Conclusions and relevance: Compared with placebo, gefapixant (45 mg orally twice daily) led to modest improvements in cough frequency, cough severity, and cough-specific quality of life but increased taste-related adverse events.

Figure 1.. Literature Search Flow Diagram: Study of Gefapixant for Chronic Cough

EMA indicates European Medicines Agency; FDA, US Food and Drug Administration.

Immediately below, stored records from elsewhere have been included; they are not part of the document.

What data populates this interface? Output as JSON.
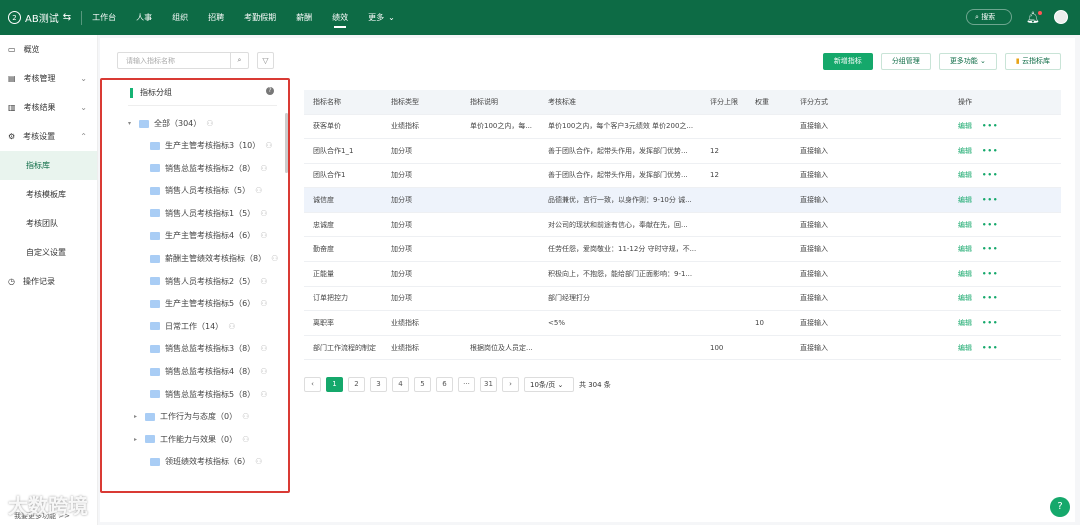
{
  "header": {
    "app": "AB测试",
    "logo_badge": "2",
    "nav": [
      "工作台",
      "人事",
      "组织",
      "招聘",
      "考勤假期",
      "薪酬",
      "绩效",
      "更多"
    ],
    "active": "绩效",
    "search": "搜索"
  },
  "sidebar": {
    "items": [
      {
        "label": "概览"
      },
      {
        "label": "考核管理"
      },
      {
        "label": "考核结果"
      },
      {
        "label": "考核设置"
      },
      {
        "label": "指标库"
      },
      {
        "label": "考核模板库"
      },
      {
        "label": "考核团队"
      },
      {
        "label": "自定义设置"
      },
      {
        "label": "操作记录"
      }
    ],
    "footer": "我要更多功能 >>"
  },
  "search": {
    "placeholder": "请输入指标名称"
  },
  "tree": {
    "title": "指标分组",
    "root": "全部（304）",
    "items": [
      {
        "label": "生产主管考核指标3（10）",
        "expand": false
      },
      {
        "label": "销售总监考核指标2（8）",
        "expand": false
      },
      {
        "label": "销售人员考核指标（5）",
        "expand": false
      },
      {
        "label": "销售人员考核指标1（5）",
        "expand": false
      },
      {
        "label": "生产主管考核指标4（6）",
        "expand": false
      },
      {
        "label": "薪酬主管绩效考核指标（8）",
        "expand": false
      },
      {
        "label": "销售人员考核指标2（5）",
        "expand": false
      },
      {
        "label": "生产主管考核指标5（6）",
        "expand": false
      },
      {
        "label": "日常工作（14）",
        "expand": false
      },
      {
        "label": "销售总监考核指标3（8）",
        "expand": false
      },
      {
        "label": "销售总监考核指标4（8）",
        "expand": false
      },
      {
        "label": "销售总监考核指标5（8）",
        "expand": false
      },
      {
        "label": "工作行为与态度（0）",
        "expand": true
      },
      {
        "label": "工作能力与效果（0）",
        "expand": true
      },
      {
        "label": "领班绩效考核指标（6）",
        "expand": false
      }
    ]
  },
  "toolbar": {
    "add": "新增指标",
    "group": "分组管理",
    "more": "更多功能",
    "cloud": "云指标库"
  },
  "table": {
    "columns": [
      "指标名称",
      "指标类型",
      "指标说明",
      "考核标准",
      "评分上限",
      "权重",
      "评分方式",
      "操作"
    ],
    "edit": "编辑",
    "more": "•••",
    "rows": [
      [
        "获客单价",
        "业绩指标",
        "单价100之内，每...",
        "单价100之内，每个客户3元绩效 单价200之...",
        "",
        "",
        "直接输入"
      ],
      [
        "团队合作1_1",
        "加分项",
        "",
        "善于团队合作，起带头作用，发挥部门优势...",
        "12",
        "",
        "直接输入"
      ],
      [
        "团队合作1",
        "加分项",
        "",
        "善于团队合作，起带头作用，发挥部门优势...",
        "12",
        "",
        "直接输入"
      ],
      [
        "诚信度",
        "加分项",
        "",
        "品德兼优，言行一致，以身作则：9-10分 诚...",
        "",
        "",
        "直接输入"
      ],
      [
        "忠诚度",
        "加分项",
        "",
        "对公司的现状和前途有信心，奉献在先，回...",
        "",
        "",
        "直接输入"
      ],
      [
        "勤奋度",
        "加分项",
        "",
        "任劳任怨，爱岗敬业：11-12分 守时守规，不...",
        "",
        "",
        "直接输入"
      ],
      [
        "正能量",
        "加分项",
        "",
        "积极向上，不抱怨，能给部门正面影响：9-1...",
        "",
        "",
        "直接输入"
      ],
      [
        "订单把控力",
        "加分项",
        "",
        "部门经理打分",
        "",
        "",
        "直接输入"
      ],
      [
        "离职率",
        "业绩指标",
        "",
        "<5%",
        "",
        "10",
        "直接输入"
      ],
      [
        "部门工作流程的制定",
        "业绩指标",
        "根据岗位及人员定...",
        "",
        "100",
        "",
        "直接输入"
      ]
    ]
  },
  "pagination": {
    "pages": [
      "1",
      "2",
      "3",
      "4",
      "5",
      "6",
      "···",
      "31"
    ],
    "current": "1",
    "page_size": "10条/页",
    "total": "共 304 条"
  },
  "watermark_logo": "大数跨境"
}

Figure 2.. Dose-Response Relationship Between Gefapixant Dose and 24-Hour, Awake, and Sleep Cough Frequency

A and B, Percent reductions are in comparison with placebo (dose = 0). Circles represent percent reductions observed in individual trials, and the diameters are proportional to the inverse variance of the study. Randomized clinical trials (RCTs) evaluating different doses may have contributed more than 1 circle in the graph. Doses are truncated at the largest dose for use in clinical practice (60 mg twice daily). C, Effects for sleep cough frequency are represented as mean differences in log-transformed coughs/h. Percent reduction compared with placebo is calculated as 100*(e^diff – 1), where diff is the mean difference in log-transformed coughs/h. Size of data markers indicates the weight of each study in the analysis.

Figure 3.. Effects of Gefapixant by Approximate Dose Compared With Placebo Estimated by a Study-Level Meta-Analysis

Model estimates are listed at clinically relevant doses from 0 to 60 mg twice daily at equal intervals (every 15 mg twice daily). Cells in the last 4 columns show effect estimates and 95% CIs in parentheses. Shading corresponds to the GRADE (Grading of Recommendations Assessment, Development, and Evaluation) certainty rating in whether patients would perceive effects to be important (ie, greater than the minimal important difference [MID]) or not importantly different (less than the MID). MIDs were considered as a 20% reduction in cough frequency, a 30-mm reduction on the 100-mm cough severity visual analog scale (VAS), a 1.3-point increase on the Leicester Cough Questionnaire (LCQ), a 15% increase for treatment-related adverse events, a 10% increase for adverse events leading to discontinuation, and a 10% increase for taste-related adverse events. Outcomes are ordered by the frequency with which studies consider the outcome as a primary, secondary, or safety outcome. eTable 2 in Supplement 1 reports the GRADE evidence profiles for each outcome and dose. ^aExpected risk or change from baseline with placebo. ^bNo evidence was found of a dose-response relationship for sleep cough frequency. Estimate is based on a pairwise meta-analysis treating all doses as having the same effect. ^cHigher score is worse; score range, 0 (no cough) to 100 mm (worst possible cough). ^dHigher score is better; score range, 3 (maximal impairment) to 21 (no impairment). ^eTaste-related adverse events include ageusia, dysgeusia, and/or hypogeusia.

Figure 4.. Dose-Response Relationship Between Gefapixant Dose and Cough Severity, Cough-Specific Quality of Life, Taste-Related Adverse Events, and Adverse Events Leading to Gefapixant Discontinuation

Mean differences or relative risks are in comparison with placebo (dose = 0). Shaded regions represent 95% CIs. Circles represent mean differences or relative risks observed in individual trials, and the diameters are proportional to the inverse variance of the study. Trials evaluating different doses may have contributed more than 1 circle in the graph. Doses are truncated at the largest dose for use in clinical practice (60 mg twice daily). For panels B through D, outcomes were analyzed using a 1-stage dose-response model using restricted cubic splines. Heterogeneity was examined through visual inspection of the dose-response plots and the variance partition coefficient (eFigures 1, 3, and 4 in Supplement 1). A, Assessed using visual analog scale (VAS). Higher score is worse; score range, 0 (no cough) to 100 mm (worst possible cough); minimum important difference (MID), 30 mm. B, Assessed using the Leicester Cough Questionnaire (LCQ). Higher score is better; score range, 3 (maximal impairment) to 21 (no impairment); MID, 1.3 points. C, Taste-related adverse events include ageusia, dysgeusia, and/or hypogeusia.